In my year-and-a-half here, I've been learning more and more about my school community and developing a better sense of just what it can become. I first laid out some notion of this in a presentation last spring. It was expansive and far-reaching; no one could have taken all of it in. Recently I've been trying to reduce all those thoughts to a short, yet comprehensive written package. It's getting there. The process is very invigorating. Who doesn't like to have big dreams? Who doesn't like to wax idealism?
At the same time, I've been deep in the budgetting process. Sometimes I feel like a parent telling his children what they may and may not have. Everyone has his or her idea of where those limited dollars should go, and inevitably the wants are greater than the dollars.
Both these processes--the visioning and the budgetting--share an inherent danger: each can cause one to focus heavily on what's missing. Certainly I have found myself doing that at times. Often the two go hand in hand. For example, as I work on the vision, I wonder how we will find the money. I have to weigh each decision carefully, and it can become frustrating. Sometimes I just want it all!
But two visitors last week helped me regain perspective.
The first was a young woman from one of the most famous and prestigious schools in the nation. In fact, the school is also one of the most expensive, with tuition for day students close to $39K. It's a gorgeous place, with incredibly bright, well-credentialed faculty and students from very prestigious families. You'd recognize plenty of names from the alumni list. As I toured her around the school, she commented on many things that she found engaging. The warmth of the colors and artwork filling the building, and also of the interactions she saw between people. The spirit of our prayer wall. The incredible lab and teaching areas we have in our middle school science wing. The media center and our daily student broadcasts. A SmartBoard in every classroom. She may be moving to Dallas and is looking at schools that she finds attractive.
The second was a young man in the Teach for America program. He told me about how he has 161 sixth-graders during the course of a day and how he tries to differentiate instruction as much as he can so they learn to read. Out of all those kids, only 20 parents showed up on meet-the-teacher night. If he calls a home, the automatic response is fear about what the child has done wrong. He has several conversations each week trying to convince students not to drop out as soon as they can. He tries to inspire them with stories of positive role models. Sadly, this idealistic, talented young person may leave teaching because of his circumstances. After spending some time here, he is thinking about looking for a position in the independent school world.
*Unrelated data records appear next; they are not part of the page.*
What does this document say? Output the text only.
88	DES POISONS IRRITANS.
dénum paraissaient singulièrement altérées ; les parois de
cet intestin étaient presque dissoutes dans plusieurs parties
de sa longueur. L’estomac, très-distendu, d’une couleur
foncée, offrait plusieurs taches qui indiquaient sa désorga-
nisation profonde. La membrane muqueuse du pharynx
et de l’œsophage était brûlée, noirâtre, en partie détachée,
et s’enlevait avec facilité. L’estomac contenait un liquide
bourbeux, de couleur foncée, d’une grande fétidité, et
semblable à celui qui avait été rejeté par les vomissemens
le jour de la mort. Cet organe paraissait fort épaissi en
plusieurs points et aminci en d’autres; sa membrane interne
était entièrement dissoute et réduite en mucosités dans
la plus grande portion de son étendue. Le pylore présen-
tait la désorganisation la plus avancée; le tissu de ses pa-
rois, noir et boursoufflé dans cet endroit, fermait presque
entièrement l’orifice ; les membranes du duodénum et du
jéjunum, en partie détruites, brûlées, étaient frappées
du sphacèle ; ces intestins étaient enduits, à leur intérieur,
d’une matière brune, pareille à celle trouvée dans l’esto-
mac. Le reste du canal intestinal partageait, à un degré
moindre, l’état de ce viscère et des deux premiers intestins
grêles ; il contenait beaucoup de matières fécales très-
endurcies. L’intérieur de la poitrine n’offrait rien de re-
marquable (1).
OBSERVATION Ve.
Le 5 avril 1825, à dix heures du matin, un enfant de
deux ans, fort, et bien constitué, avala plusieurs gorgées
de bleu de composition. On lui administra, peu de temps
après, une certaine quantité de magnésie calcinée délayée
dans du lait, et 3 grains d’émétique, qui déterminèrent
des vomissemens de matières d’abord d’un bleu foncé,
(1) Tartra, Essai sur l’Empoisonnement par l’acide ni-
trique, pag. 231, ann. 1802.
Both these people reminded me of some of the many reasons why this school is special. They helped me to recall anew why I joined this community. Yes, there is plenty of work to be done, various enhancements and changes to be made over the next however many years. After all, we can never stop improving. Yet at the same time, we must take caution not to lose our soul. As I see my role, it is not to turn this school into my ideosyncratic notion of the "perfect" school. Instead, it is to help this school become the very best possible version of itself. In the best cases, those notions match.
There is, as I alluded to in the paragraph on budgetting, something parental about being a head of school. About teaching, for that matter. The endless and exhausting work of parenting and education both are re-fueled by love, by dreams, by the art of possibility. We see those young people, and it's hard not to imagine who they might become. But it's also vital--for us and for them--that we celebrate who they are right now.